Jin Beizhou lançou-lhe um olhar: “E quem era que vivia segurando meu rosto dizendo: ‘Marido, que cheiro bom, quero um beijo’?”

Lu Ying virou as costas e saiu andando.

Jin Beizhou a seguiu, segurando a garrafa.

Como era a primeira vez que se divorciava, Lu Ying não sabia bem o procedimento. Sabia apenas que um funcionário perguntou:

“Desejam mediação?”

Lu Ying: “Não.”

Jin Beizhou: “Sim.”

O mediador ficou sem reação.

“Mediar o quê?” Lu Ying ergueu o rosto, faíscas nos olhos, “O que é que tem para mediar?”

Jin Beizhou respondeu: “Pelo menos podemos colaborar com o trabalho dos outros, não acha?”

Lu Ying se calou.

Um peso moral caiu sobre ela.

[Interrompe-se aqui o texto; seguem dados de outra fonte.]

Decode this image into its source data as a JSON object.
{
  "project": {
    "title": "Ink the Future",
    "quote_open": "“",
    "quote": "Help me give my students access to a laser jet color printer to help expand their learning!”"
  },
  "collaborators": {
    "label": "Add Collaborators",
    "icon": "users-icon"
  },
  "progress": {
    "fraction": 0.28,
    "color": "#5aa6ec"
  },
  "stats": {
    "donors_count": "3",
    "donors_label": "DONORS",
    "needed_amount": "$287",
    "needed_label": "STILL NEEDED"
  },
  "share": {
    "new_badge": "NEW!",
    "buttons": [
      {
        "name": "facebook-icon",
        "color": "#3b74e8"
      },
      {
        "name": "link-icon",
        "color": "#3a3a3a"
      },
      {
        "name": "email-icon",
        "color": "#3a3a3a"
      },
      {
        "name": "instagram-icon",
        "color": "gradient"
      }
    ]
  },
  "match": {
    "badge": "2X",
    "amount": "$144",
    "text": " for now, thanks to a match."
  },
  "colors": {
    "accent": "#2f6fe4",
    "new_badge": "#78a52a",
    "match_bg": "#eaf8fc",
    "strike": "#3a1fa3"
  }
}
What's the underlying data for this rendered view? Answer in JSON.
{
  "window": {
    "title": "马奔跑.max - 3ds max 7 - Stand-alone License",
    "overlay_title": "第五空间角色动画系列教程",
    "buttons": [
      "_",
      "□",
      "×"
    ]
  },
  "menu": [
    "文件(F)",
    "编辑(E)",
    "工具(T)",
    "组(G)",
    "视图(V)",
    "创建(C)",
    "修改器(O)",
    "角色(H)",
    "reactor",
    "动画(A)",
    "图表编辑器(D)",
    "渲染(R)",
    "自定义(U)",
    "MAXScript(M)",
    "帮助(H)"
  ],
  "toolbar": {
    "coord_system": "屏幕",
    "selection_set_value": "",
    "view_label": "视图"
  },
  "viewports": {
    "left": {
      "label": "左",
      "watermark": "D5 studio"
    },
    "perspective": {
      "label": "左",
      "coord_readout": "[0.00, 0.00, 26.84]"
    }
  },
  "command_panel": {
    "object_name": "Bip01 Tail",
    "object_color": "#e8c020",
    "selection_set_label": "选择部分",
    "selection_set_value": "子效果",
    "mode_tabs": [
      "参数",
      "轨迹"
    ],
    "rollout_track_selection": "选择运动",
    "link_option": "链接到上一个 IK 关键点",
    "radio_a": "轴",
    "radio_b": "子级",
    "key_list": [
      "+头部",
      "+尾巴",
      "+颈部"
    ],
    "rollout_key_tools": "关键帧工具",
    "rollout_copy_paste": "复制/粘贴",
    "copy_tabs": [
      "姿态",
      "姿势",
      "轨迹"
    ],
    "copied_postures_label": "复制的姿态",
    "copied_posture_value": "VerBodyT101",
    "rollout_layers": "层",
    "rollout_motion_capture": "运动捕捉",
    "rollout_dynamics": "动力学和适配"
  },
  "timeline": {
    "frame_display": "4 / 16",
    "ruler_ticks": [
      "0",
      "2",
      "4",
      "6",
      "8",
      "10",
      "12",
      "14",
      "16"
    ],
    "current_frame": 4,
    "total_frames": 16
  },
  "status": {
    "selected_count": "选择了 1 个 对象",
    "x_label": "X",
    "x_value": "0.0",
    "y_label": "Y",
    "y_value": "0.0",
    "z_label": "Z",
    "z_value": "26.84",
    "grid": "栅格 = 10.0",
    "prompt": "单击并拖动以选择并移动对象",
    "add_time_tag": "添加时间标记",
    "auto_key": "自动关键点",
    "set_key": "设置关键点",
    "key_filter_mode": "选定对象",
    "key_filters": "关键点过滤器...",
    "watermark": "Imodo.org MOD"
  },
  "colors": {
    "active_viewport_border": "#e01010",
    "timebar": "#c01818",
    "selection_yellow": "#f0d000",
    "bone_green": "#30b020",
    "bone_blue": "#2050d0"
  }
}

Com Jin Beizhou, podia fazer todo tipo de coisa errada, mas não conseguia tratar os outros da mesma forma.

Os dois seguiram o mediador até a sala de mediação.

O mediador era simpático: “Discussões entre casais são normais. Por que vocês querem se separar? Posso analisar de fora e talvez ajudar.”

Lu Ying foi direta: “Meus pais morreram quando eu tinha oito anos.”

O mediador, atento: “Entendo.”

Lu Ying continuou: “Foi ele quem causou.”

O mediador ficou mudo.

Jin Beizhou também.

Lu Ying prosseguiu: “Meu avô também morreu.”

O mediador, com um leve tremor nos lábios: “Também foi ele?”

Lu Ying: “Sim.”

Jin Beizhou: “...”

Lu Ying: “Ano passado fui sequestrada.”

O mediador começou a suar.

Lu Ying: “Para colocar a amante dentro de casa, ele contratou um assassino.”

Jin Beizhou: “...”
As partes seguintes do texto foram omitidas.